Researchers have discovered a novel enzyme called AMBRA1 that has eluded scientists for over 25 years; its discovery may revolutionise cancer treatment.
The study, led by researchers at NYU Grossman School of Medicine, analyses the propensity for human cell division, with most of these divisional stages promoted by proteins called cyclins. Their inquisition found that the AMBRA1 enzyme targets an essential class of cyclins for destruction by cellular machines that break down proteins.
The findings demonstrate that the AMBRA1 enzyme crucially controls cyclins throughout embryonic development, with occasions where they malfunction, subsequently leading to lethal cell overgrowth that causes cancer. The team are optimistic that their discovery means that an existing drug class will enable them to reverse these defects in the future.

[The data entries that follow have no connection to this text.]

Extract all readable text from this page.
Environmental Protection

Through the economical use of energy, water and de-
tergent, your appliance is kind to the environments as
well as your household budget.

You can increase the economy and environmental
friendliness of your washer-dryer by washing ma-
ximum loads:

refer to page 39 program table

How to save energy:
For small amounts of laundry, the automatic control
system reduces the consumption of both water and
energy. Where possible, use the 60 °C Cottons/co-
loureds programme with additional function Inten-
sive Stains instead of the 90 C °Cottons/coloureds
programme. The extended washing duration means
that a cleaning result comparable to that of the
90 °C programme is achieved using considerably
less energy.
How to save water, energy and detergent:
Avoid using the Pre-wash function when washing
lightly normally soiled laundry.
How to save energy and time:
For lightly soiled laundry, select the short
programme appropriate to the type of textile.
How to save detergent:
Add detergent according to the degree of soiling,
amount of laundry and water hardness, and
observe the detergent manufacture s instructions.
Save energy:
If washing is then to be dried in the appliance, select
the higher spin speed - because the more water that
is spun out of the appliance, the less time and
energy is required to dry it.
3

Michele Pagana, the author of the study, said: “Our study clarifies basic features of human cells, provides insights into cancer biology and opens new research avenues into potential treatments.”
To conduct their study, the scientists analysed the three D-type cyclins that link with enzymes called cyclin-dependent kinases (CDKs), explicitly CDK4 and CDK6, that cause cell division. Sensationally, they found that AMBRA1 attaches molecular tags to all D-type cyclins, labelling them for destruction.
To understand the role of AMBRA1 in cancer, the authors utilised a litany of patient databases, from this inferring that people displaying a lower-than-normal expression of AMBRA1 had a less likely chance of surviving diffuse large B-cell lymphoma.
The researchers next order of business was to understand the influence of AMBRA1 as a tumour suppressor – investigating cancer cell growth in mouse models of diffuse large B-cell lymphoma, finding that cells deficient in AMBRA1 mutated up to three-time as much as those with the gene. Further studies led by Stanford University and the Danish Cancer Society Research Centre have divulged that absent or disabled AMBRA1 is a crucial factor in lung cancer.
Finally, AMBRA1 may help to innovate and redesign cancer therapies currently in use, as drugs that inhibit CDK4 and CDK6 garner a weaker response from some patients. The team found that lymphomas that lack AMBRA1 are less receptive to CDK4 and CDK6 inhibitors. The reasoning for this is that when the AMBRA1 gene is not present, levels of D-type cyclins reach a point where they form complexes with another CDK, which due to its composition, cannot be activated by CDK4/6 inhibitors.
Daniele Simoneschi, the co-author of the study, said: “This makes AMBRA1 a potential marker for the selection of patients best suited for CDK4/6 inhibitor therapy.”